In the December Post-Crescent interview Sheriff Hermann said that he "won’t call [Making a Murderer] a documentary, because a documentary puts things in chronological order and tells the story as it is," he said. "I’ve heard things are skewed." It's important to note that Hermann has "heard" things are skewed, because he hasn't actually seen the series that calls into question the alleged actions of his department.
Hermann also claimed in the interview, "[The filmmakers have] taken things out of context and taken them out of the order in which they occurred, which can lead people to a different opinion or conclusion." In a separate interview with Vulture before the series came out, the filmmakers Moira Demos and Laura Ricciardi spoke about Making a Murderer and their role in creating it.
"The intention was to offer viewers a complete understanding of the past. It's easy to look back on a case and unpack with 20-20 hindsight," said Demos. "But that raises the question, can we recognize when things go astray right in front of our eyes, rather than recognizing it always after the fact?" Ricciardi agreed, and said, "From the research we did, through the final edit, in terms of the material to work with, it was almost an embarrassment of riches. There was no need to have to actually construct anything."

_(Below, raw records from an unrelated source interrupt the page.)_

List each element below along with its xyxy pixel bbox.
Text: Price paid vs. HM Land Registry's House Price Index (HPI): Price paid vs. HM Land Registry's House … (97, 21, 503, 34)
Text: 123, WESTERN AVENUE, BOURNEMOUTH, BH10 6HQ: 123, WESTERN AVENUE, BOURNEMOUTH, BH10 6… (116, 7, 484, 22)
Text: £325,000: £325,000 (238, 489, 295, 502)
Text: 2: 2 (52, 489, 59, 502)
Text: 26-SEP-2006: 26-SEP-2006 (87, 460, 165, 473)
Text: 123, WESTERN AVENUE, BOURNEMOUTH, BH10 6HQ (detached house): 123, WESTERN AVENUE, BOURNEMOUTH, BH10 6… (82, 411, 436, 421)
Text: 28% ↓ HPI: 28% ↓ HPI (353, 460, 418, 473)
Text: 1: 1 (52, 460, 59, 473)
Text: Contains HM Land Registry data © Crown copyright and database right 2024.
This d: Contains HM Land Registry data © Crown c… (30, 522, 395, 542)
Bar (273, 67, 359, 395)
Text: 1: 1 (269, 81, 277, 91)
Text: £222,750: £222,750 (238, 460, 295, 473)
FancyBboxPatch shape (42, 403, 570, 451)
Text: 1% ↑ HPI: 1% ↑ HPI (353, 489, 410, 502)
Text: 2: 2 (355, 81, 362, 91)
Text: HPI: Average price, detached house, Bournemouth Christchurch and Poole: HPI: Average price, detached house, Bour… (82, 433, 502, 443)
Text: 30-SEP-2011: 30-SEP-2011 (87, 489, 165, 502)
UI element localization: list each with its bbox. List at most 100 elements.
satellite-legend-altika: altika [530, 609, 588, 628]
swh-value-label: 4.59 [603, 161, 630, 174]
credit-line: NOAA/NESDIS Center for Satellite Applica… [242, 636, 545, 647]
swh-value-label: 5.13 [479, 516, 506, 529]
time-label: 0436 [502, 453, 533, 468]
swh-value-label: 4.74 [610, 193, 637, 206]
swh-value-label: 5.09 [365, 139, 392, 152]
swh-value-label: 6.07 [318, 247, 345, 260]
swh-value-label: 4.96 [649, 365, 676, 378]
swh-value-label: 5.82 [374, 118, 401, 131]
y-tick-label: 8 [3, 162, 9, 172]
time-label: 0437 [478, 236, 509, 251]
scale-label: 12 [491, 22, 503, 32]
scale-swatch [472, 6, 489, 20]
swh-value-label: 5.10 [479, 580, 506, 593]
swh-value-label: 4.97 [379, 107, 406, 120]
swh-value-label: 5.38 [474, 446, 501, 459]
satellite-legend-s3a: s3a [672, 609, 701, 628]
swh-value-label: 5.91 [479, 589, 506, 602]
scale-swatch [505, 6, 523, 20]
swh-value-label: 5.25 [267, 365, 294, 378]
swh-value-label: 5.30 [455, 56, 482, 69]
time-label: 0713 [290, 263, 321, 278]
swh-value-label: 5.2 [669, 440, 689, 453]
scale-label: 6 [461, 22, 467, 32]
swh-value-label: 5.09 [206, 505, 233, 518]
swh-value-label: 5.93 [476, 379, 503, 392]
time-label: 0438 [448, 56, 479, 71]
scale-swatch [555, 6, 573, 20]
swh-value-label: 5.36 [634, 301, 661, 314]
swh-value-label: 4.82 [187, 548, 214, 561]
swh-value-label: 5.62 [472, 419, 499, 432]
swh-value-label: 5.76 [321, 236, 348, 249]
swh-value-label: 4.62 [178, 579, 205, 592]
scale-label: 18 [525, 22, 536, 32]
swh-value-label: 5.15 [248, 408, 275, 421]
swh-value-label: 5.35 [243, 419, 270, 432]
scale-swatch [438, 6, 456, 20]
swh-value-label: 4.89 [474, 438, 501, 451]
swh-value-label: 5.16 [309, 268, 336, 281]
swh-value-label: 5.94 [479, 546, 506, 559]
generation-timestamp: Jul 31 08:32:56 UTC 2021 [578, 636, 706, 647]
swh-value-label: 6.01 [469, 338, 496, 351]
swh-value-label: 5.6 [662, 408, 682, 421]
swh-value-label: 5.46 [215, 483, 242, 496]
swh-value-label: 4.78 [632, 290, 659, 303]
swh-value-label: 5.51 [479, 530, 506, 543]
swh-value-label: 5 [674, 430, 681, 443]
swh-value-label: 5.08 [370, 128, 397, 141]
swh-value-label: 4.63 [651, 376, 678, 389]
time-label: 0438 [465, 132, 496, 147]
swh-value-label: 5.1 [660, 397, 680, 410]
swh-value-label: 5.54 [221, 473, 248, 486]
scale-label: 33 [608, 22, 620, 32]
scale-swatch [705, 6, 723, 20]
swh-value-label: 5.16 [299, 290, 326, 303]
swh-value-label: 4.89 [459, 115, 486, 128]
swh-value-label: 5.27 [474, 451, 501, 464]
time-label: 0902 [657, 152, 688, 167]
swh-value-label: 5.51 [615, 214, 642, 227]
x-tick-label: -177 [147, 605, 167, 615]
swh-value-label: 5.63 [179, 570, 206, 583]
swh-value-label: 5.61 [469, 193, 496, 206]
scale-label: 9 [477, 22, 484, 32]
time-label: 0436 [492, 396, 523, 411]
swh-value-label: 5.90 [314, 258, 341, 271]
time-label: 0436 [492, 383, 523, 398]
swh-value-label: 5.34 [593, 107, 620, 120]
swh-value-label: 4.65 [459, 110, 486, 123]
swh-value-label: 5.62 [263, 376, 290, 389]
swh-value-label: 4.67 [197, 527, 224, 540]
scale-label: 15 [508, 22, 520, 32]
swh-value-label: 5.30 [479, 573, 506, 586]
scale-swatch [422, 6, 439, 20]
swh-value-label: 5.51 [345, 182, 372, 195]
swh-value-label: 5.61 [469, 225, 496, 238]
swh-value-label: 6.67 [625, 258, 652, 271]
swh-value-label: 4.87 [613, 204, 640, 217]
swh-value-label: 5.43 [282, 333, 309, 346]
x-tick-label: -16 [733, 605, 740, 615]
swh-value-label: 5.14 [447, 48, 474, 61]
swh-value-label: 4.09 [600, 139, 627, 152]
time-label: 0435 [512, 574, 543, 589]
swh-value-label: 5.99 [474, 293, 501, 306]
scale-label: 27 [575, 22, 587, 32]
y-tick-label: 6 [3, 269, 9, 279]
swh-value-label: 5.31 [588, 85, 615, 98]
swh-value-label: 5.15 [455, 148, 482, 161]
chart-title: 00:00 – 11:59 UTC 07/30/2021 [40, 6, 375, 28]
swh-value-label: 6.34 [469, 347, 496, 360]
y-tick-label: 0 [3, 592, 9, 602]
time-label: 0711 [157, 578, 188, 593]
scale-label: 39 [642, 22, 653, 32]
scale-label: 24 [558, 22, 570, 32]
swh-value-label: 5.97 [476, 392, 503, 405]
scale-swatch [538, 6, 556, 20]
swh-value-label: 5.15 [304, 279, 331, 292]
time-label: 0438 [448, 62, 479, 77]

Sheriff Hermann has been part of the department since 1985 — the same year Avery was wrongfully convicted of rape. He told the Post-Crescent he's extremely confident in the arrest and incarceration of Avery for Halbach's murder, despite Avery maintaining his innocence a decade later. Hermann said to The Post-Crescent, "I don’t know why anybody in law enforcement would want to get [Avery], that makes no sense." (Avery claimed in the documentary that he was framed because he was suing the department for $36 million over his wrongful rape conviction.)
Hermann, who the paper reported "hasn't seen the series but has been discussing it with the department," reminded people to "keep an open mind about what they see in the movies, because that’s what this is, a movie."
In another interview with Centre Daily Times, Hermann said his office has gotten "hundreds of voicemails and dozens of emails from around the world." Bustle also reached out to his office for comment, but has yet to hear back. Still, the public interest in the case and the show has only made Hermann want to avoid seeing the docuseries. The Centre Daily Times reported that Hermann said "he was originally planning to watch," but changed his mind after the many calls reportedly "convinced him it's likely very one-sided."
We'll have to wait and see if he stands by that opinion if he ever gets around to watching it.